How would seven actors fill such a large space with good theater in four weeks? was the first "overwhelming" challenge that the team faced. They resolved to simply embrace the huge-ness, and react to it. "We didn't impose a new architecture or build anything new at all. Instead we played with light and distance between the audience and the 'stage,'" says Norich.
Last Sunday, it immediately became clear to me that this alternative venue, and the audience's journey to it, were integral to the interactive element in the show. The idea of "stepping into the unknown" is a "role" the spectators are urged to embrace, particularly during the second half when Ophelia beckons them to leave their chairs and to close in on the action.

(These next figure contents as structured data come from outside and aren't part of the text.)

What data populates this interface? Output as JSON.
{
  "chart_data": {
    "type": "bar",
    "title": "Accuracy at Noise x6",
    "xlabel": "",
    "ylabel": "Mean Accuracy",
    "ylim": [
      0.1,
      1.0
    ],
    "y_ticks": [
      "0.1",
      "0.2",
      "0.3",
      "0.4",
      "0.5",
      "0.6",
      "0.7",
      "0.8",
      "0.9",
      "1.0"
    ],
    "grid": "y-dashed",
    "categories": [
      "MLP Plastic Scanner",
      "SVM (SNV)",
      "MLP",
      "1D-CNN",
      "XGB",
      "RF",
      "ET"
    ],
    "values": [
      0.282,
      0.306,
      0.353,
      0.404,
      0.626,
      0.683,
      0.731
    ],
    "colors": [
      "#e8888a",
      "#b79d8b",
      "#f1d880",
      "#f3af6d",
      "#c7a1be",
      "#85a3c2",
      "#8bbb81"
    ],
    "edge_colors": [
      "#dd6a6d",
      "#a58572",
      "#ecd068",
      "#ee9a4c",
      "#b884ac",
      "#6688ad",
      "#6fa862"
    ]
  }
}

"We want to encourage our audience to wake up! It is in the lack of light, outside the comfort of our chairs, that our under-used senses become reawakened," says Norich.
The collective plan to develop the production even further in the forthcoming month. "I find that devising theater is usually a process of peeling away layers until you get to the most essential language to express an idea or a story. I think there is more to explore," claims Norich.
They may return to the Magic Futurebox venue, or otherwise they will tackle another challenging space very soon.
Performances of "The Rub" will take place this Friday February 17 and Saturday 18 only, at 55 33rd Street, Brooklyn. (Take the D train to 36th Street, venue is 5 minute walk from subway). $15.
All photos by Beth Wexelman
The players enter the stage in a slow procession to The Bolero at Magic Futurebox.
Marguerite Van Cook as Gertrude, Caitlin Harrity as Ophelia, David Henry Gerson as King Hamlet, Daniel Wilcox as Polonius, Stephen Hershey as Claudius and Colin Summers as Laertes in the opening scene of The Rub.
Hamlet confronts his inner demons as Gertrude comes knocking on his door. Micah Stintson, Stephen Hershey, Colin Summers, Daniel Wilcox and Marguerite Van Cook.
Gertrude (Marguerite Van Cook) tries to cheer up the brooding Hamlet (David Henry Gerson). After the entrance of the Ghost, also named Hamlet, Hamlet takes on a double self.
Hamlet2 (David Henry Gerson) searches for an escape from Claudius and Gertrude.
Caitlin Harrity as Ophelia -- balloons reading "rotten" are rearranged throughout the show to make new words.
En lieu of a final sword fight, all die in the end by getting tangled in a giant bungee chord -- as Hamlet1 (Micah Stintson) says farewell to his father's ghost/Hamlet (David Henry Gerson).